Of course, none of this will ever happen. Yoko always realizes this when she has lunch in the cafeteria and sees how happy the employees are to be at Headwater. She realizes the only people the company hires are those with nothing left on the outside — those without families, futures, or minds of their own. What she doesn’t realize but probably knows in some little way, is the gunshots she hears are not solely reserved for crazed customers who try to break into the facility, but are also for employees that have had enough of the good life underground. Yoko wishes she had done something sooner. She can hardly understand the choices she made as a teenager anymore, why she didn’t take Masa’s hand and run before it was too late.
Resignation
Maiko and Haruka,
We’ve known each other a long time, but I’ve realized we were never the friends I wanted us to be years ago. When Headwater officially became a business, you both said we were equal partners, although now I know you only said that so I’d believe I had the power to manage how the Kappa were treated. I’m not proud of the choices I’ve made. I’ve betrayed perhaps the only friend I’ve ever had. I can no longer be a part of this company. The only reason I’ve stayed for so long is because I’ve been afraid what you’d do to me if I left. I’m taking Masa (Kappa #001) with me. I will not expose the company but will be forced to if you try to follow us.
— Yoko
Yoko stares at the letter she wrote last night, knowing if she puts it on Haruka or Maiko’s desk, her and Masa’s little bodies will discover what exactly happens to employees that leave the facility. She folds the paper in two, sticks it into her front pocket and dismisses the trainee after he returns from the bathroom. Masa has been crying — there’s a large puddle where he stands. Yoko mops the floor, takes a small towel and pats Masa’s feet dry. When she’s done, she pulls up a stool and takes a blue ribbon out of her pocket not unlike the one she gave him when she was a child and ties it around one of his wrists.

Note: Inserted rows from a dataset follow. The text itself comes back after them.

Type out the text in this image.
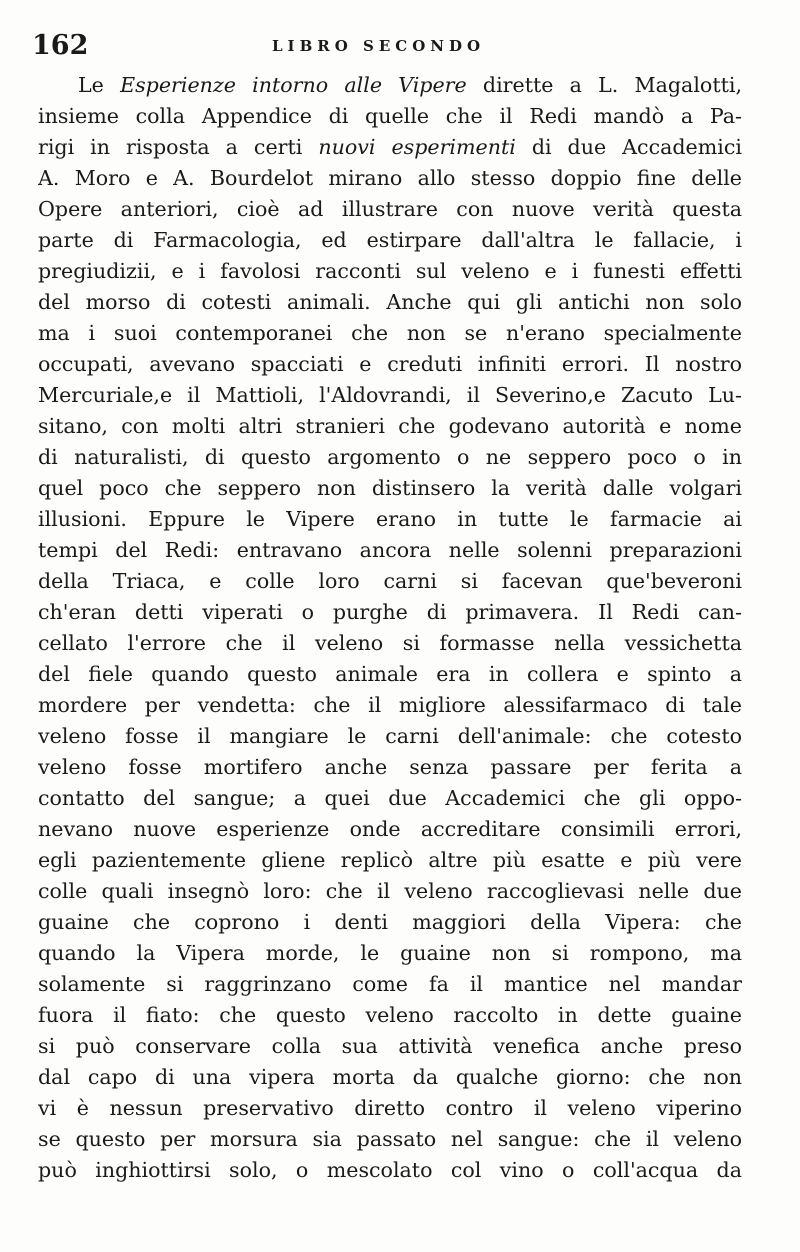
162	LIBRO SECONDO
Le Esperienze intorno alle Vipere dirette a L. Magalotti,
insieme colla Appendice di quelle che il Redi mandò a Pa-
rigi in risposta a certi nuovi esperimenti di due Accademici
A. Moro e A. Bourdelot mirano allo stesso doppio fine delle
Opere anteriori, cioè ad illustrare con nuove verità questa
parte di Farmacologia, ed estirpare dall'altra le fallacie, i
pregiudizii, e i favolosi racconti sul veleno e i funesti effetti
del morso di cotesti animali. Anche qui gli antichi non solo
ma i suoi contemporanei che non se n'erano specialmente
occupati, avevano spacciati e creduti infiniti errori. Il nostro
Mercuriale,e il Mattioli, l'Aldovrandi, il Severino,e Zacuto Lu-
sitano, con molti altri stranieri che godevano autorità e nome
di naturalisti, di questo argomento o ne seppero poco o in
quel poco che seppero non distinsero la verità dalle volgari
illusioni. Eppure le Vipere erano in tutte le farmacie ai
tempi del Redi: entravano ancora nelle solenni preparazioni
della Triaca, e colle loro carni si facevan que'beveroni
ch'eran detti viperati o purghe di primavera. Il Redi can-
cellato l'errore che il veleno si formasse nella vessichetta
del fiele quando questo animale era in collera e spinto a
mordere per vendetta: che il migliore alessifarmaco di tale
veleno fosse il mangiare le carni dell'animale: che cotesto
veleno fosse mortifero anche senza passare per ferita a
contatto del sangue; a quei due Accademici che gli oppo-
nevano nuove esperienze onde accreditare consimili errori,
egli pazientemente gliene replicò altre più esatte e più vere
colle quali insegnò loro: che il veleno raccoglievasi nelle due
guaine che coprono i denti maggiori della Vipera: che
quando la Vipera morde, le guaine non si rompono, ma
solamente si raggrinzano come fa il mantice nel mandar
fuora il fiato: che questo veleno raccolto in dette guaine
si può conservare colla sua attività venefica anche preso
dal capo di una vipera morta da qualche giorno: che non
vi è nessun preservativo diretto contro il veleno viperino
se questo per morsura sia passato nel sangue: che il veleno
può inghiottirsi solo, o mescolato col vino o coll'acqua da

“How are we going to get out of this one?” Yoko says, looking into Masa’s expressionless eyes. She gets another tray of cucumber and feeds him slice by slice and begins telling him a story about a kappa and a princess that escape a dark fortress. They run through rice fields during a typhoon and shoot through rivers like Earth-bound stars until they get to an endless sea. And when they get there, she tells him how they keep going deeper into the blue abyss as their bodies shrink into hazy, infinitesimal dots until they are completely gone.